Zentralregister für Neonazis

Bundesinnenminister Hans-Peter Friedrich (CSU) will gefährliche Neonazis in einem neuen Zentralregister erfassen. In dieser Datei sollten "Daten über gewaltbereite Rechtsextremisten und politisch rechts motivierte Gewalttaten zusammengeführt werden", sagte er. Die neue Neonazi-Datei solle ähnlich wie eine bereits bestehende Datensammlung über gefährliche Islamisten aufgebaut und von Verfassungsschutzämtern und Polizeibehörden in Bund und Ländern gespeist werden.

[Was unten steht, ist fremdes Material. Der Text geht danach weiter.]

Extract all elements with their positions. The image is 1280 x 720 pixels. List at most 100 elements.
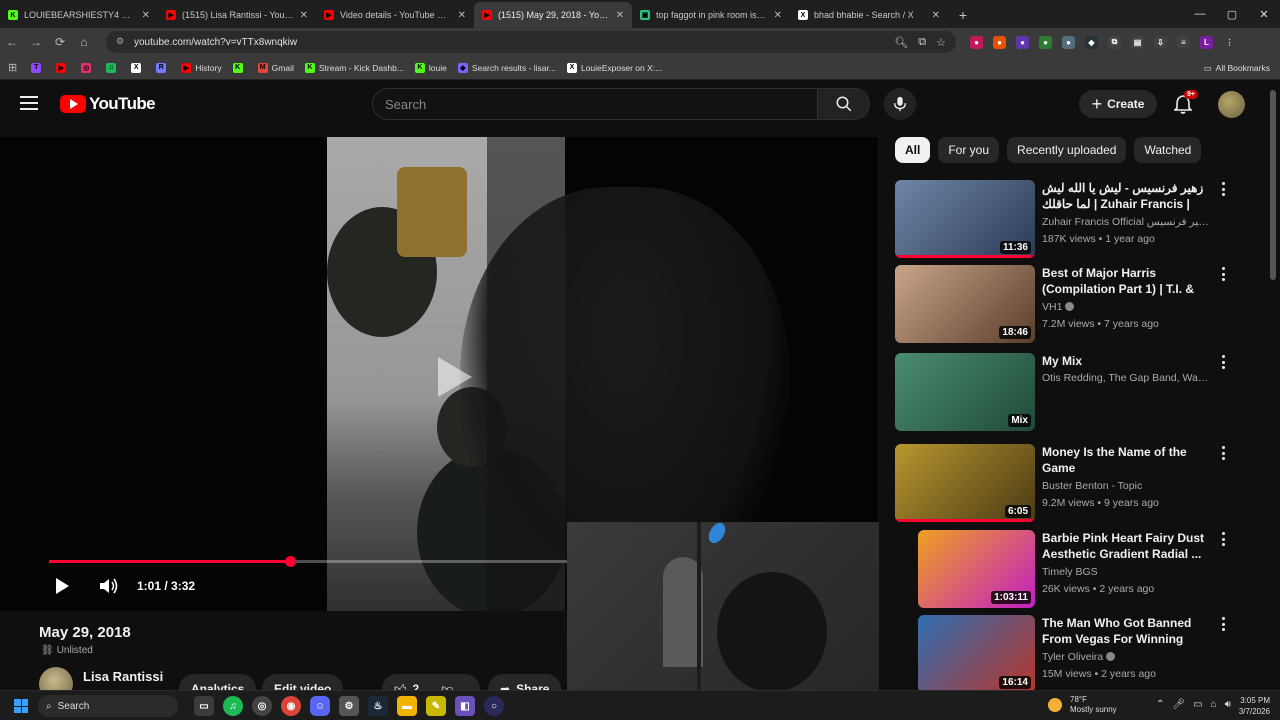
settings-icon[interactable]: ⚙ — [339, 696, 359, 716]
apps-grid-icon[interactable]: ⊞ — [8, 61, 17, 74]
recommended-video[interactable]: 1:03:11 Barbie Pink Heart Fairy Dust Aest… — [918, 530, 1280, 610]
recommended-title[interactable]: The Man Who Got Banned From Vegas For Wi… — [1042, 615, 1212, 647]
browser-tab[interactable]: ▣ top faggot in pink room is "za ✕ — [632, 2, 790, 28]
recommended-channel[interactable]: Buster Benton - Topic — [1042, 480, 1212, 492]
reading-list-icon[interactable]: ≡ — [1177, 35, 1190, 49]
recommended-channel[interactable]: Timely BGS — [1042, 566, 1212, 578]
video-thumbnail[interactable]: 11:36 — [895, 180, 1035, 258]
bookmark-item[interactable]: K Stream - Kick Dashb... — [304, 62, 404, 73]
recommended-video[interactable]: 11:36 زهير فرنسيس - ليش يا الله ليش لما ح… — [895, 180, 1260, 260]
spotify-icon[interactable]: ♫ — [223, 696, 243, 716]
chevron-up-icon[interactable]: ⌃ — [1156, 699, 1164, 710]
bookmark-item[interactable]: M Gmail — [257, 62, 294, 73]
video-thumbnail[interactable]: 6:05 — [895, 444, 1035, 522]
filter-chip[interactable]: All — [895, 137, 931, 163]
windows-start-icon[interactable] — [14, 699, 28, 713]
create-button[interactable]: + Create — [1079, 90, 1157, 118]
site-info-icon[interactable]: ⚙ — [116, 36, 128, 48]
task-view-icon[interactable]: ▭ — [194, 696, 214, 716]
microphone-icon[interactable]: 🎤︎ — [1172, 699, 1185, 710]
video-thumbnail[interactable]: 16:14 — [918, 615, 1035, 690]
close-window-button[interactable]: ✕ — [1248, 0, 1280, 28]
clock[interactable]: 3:05 PM 3/7/2026 — [1228, 695, 1270, 717]
new-tab-button[interactable]: + — [952, 4, 974, 26]
network-icon[interactable]: ⌂ — [1211, 699, 1217, 710]
file-explorer-icon[interactable]: ▬ — [397, 696, 417, 716]
notifications-button[interactable]: 9+ — [1173, 90, 1198, 114]
search-input[interactable]: Search — [372, 88, 818, 120]
bookmark-item[interactable]: R — [156, 62, 170, 73]
extension-icon[interactable]: ● — [1039, 35, 1052, 49]
thumbs-down-icon[interactable]: 👎︎ — [441, 682, 453, 691]
recommended-video[interactable]: 16:14 The Man Who Got Banned From Vegas F… — [918, 615, 1280, 690]
url-text[interactable]: youtube.com/watch?v=vTTx8wnqkiw — [134, 37, 884, 48]
channel-name[interactable]: Lisa Rantissi — [83, 669, 163, 684]
video-thumbnail[interactable]: 18:46 — [895, 265, 1035, 343]
recommended-channel[interactable]: Zuhair Francis Official زهير فرنسيس — [1042, 216, 1212, 228]
account-avatar[interactable] — [1218, 91, 1245, 118]
bookmark-item[interactable]: X LouieExposer on X:... — [566, 62, 662, 73]
forward-icon[interactable]: → — [24, 30, 48, 54]
like-count[interactable]: 2 — [413, 682, 420, 690]
recommended-channel[interactable]: Tyler Oliveira — [1042, 651, 1212, 663]
recommended-title[interactable]: زهير فرنسيس - ليش يا الله ليش لما حاقلك … — [1042, 180, 1212, 212]
share-button[interactable]: ➦ Share — [488, 674, 562, 690]
close-tab-icon[interactable]: ✕ — [300, 10, 308, 21]
video-thumbnail[interactable]: Mix — [895, 353, 1035, 431]
edit-video-button[interactable]: Edit video — [262, 674, 344, 690]
bookmark-item[interactable]: K — [232, 62, 247, 73]
more-options-icon[interactable] — [1219, 617, 1227, 631]
recommended-channel[interactable]: VH1 — [1042, 301, 1212, 313]
all-bookmarks[interactable]: ▭ All Bookmarks — [1204, 56, 1270, 80]
more-options-icon[interactable] — [1219, 355, 1227, 369]
extensions-puzzle-icon[interactable]: ⧉ — [1108, 35, 1121, 49]
search-button[interactable] — [818, 88, 870, 120]
discord-icon[interactable]: ☺ — [310, 696, 330, 716]
more-options-icon[interactable] — [1219, 267, 1227, 281]
downloads-icon[interactable]: ⇩ — [1154, 35, 1167, 49]
address-bar[interactable]: ⚙ youtube.com/watch?v=vTTx8wnqkiw 🔍︎ ⧉ ☆ — [106, 31, 956, 53]
progress-bar[interactable] — [49, 556, 569, 567]
chrome-icon[interactable]: ◉ — [281, 696, 301, 716]
more-options-icon[interactable] — [1219, 182, 1227, 196]
profile-avatar-icon[interactable]: L — [1200, 35, 1213, 49]
close-tab-icon[interactable]: ✕ — [458, 10, 466, 21]
page-scrollbar[interactable] — [1270, 90, 1276, 280]
close-tab-icon[interactable]: ✕ — [774, 10, 782, 21]
bookmark-item[interactable]: ◎ — [81, 62, 95, 73]
display-icon[interactable]: ▭ — [1193, 699, 1202, 710]
youtube-logo[interactable]: YouTube — [60, 94, 156, 114]
browser-menu-icon[interactable]: ⋮ — [1223, 36, 1236, 49]
app-icon[interactable]: ◎ — [252, 696, 272, 716]
reload-icon[interactable]: ⟳ — [48, 30, 72, 54]
bookmark-item[interactable]: Klouie — [414, 62, 447, 73]
big-play-icon[interactable] — [425, 352, 485, 402]
close-tab-icon[interactable]: ✕ — [142, 10, 150, 21]
recommended-title[interactable]: Barbie Pink Heart Fairy Dust Aesthetic G… — [1042, 530, 1212, 562]
filter-chip[interactable]: For you — [938, 137, 1000, 163]
weather-widget[interactable]: 78°F Mostly sunny — [1048, 695, 1117, 715]
voice-search-button[interactable] — [884, 88, 916, 120]
bookmark-item[interactable]: ◆ Search results - lisar... — [457, 62, 556, 73]
close-tab-icon[interactable]: ✕ — [932, 10, 940, 21]
maximize-button[interactable]: ▢ — [1216, 0, 1248, 28]
taskbar-search[interactable]: ⌕ Search — [38, 695, 178, 717]
close-tab-icon[interactable]: ✕ — [616, 10, 624, 21]
menu-icon[interactable] — [20, 96, 38, 110]
extension-icon[interactable]: ● — [993, 35, 1006, 49]
extension-icon[interactable]: ◆ — [1085, 35, 1098, 49]
more-options-icon[interactable] — [1219, 532, 1227, 546]
sidebar-icon[interactable]: ▤ — [1131, 35, 1144, 49]
extension-icon[interactable]: ● — [1062, 35, 1075, 49]
bookmark-item[interactable]: ▶ — [56, 62, 70, 73]
recommended-video[interactable]: 18:46 Best of Major Harris (Compilation P… — [895, 265, 1260, 345]
bookmark-item[interactable]: X — [131, 62, 145, 73]
browser-tab[interactable]: ▶ Video details - YouTube Studio ✕ — [316, 2, 474, 28]
video-thumbnail[interactable]: 1:03:11 — [918, 530, 1035, 608]
recommended-title[interactable]: Best of Major Harris (Compilation Part 1… — [1042, 265, 1212, 297]
minimize-button[interactable]: — — [1184, 0, 1216, 28]
thumbs-up-icon[interactable]: 👍︎ — [394, 682, 407, 691]
bookmark-star-icon[interactable]: ☆ — [936, 36, 946, 49]
play-icon[interactable] — [56, 578, 69, 594]
bookmark-item[interactable]: T — [31, 62, 45, 73]
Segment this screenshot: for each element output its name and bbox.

Wegen möglicher Verstrickungen stellen Koalition und Opposition V-Leute des Verfassungsschutzes in der rechtsextremen Szene immer stärker infrage. Zudem wird weiter kontrovers über einen neuen Anlauf für ein NPD-Verbotsverfahren diskutiert, den Bundeskanzlerin Angela Merkel (CDU) prüfen will. Der Innenexperte der Unionsfraktion, Hans-Peter Uhl (CSU), wandte sich dagegen. "Es gibt kein besseres Signal für die Demokratie, als bei jedem Wahlsonntag zu zeigen, dass sich die Deutschen von der NPD abwenden", sagte er der Nachrichtenagentur dpa. "Das ist der edlere Weg." Uhl weiter: "Wer die NPD nicht verbieten will, muss sie beobachten." Dazu zähle auch weiter das Instrument der V-Leute des Verfassungsschutzes.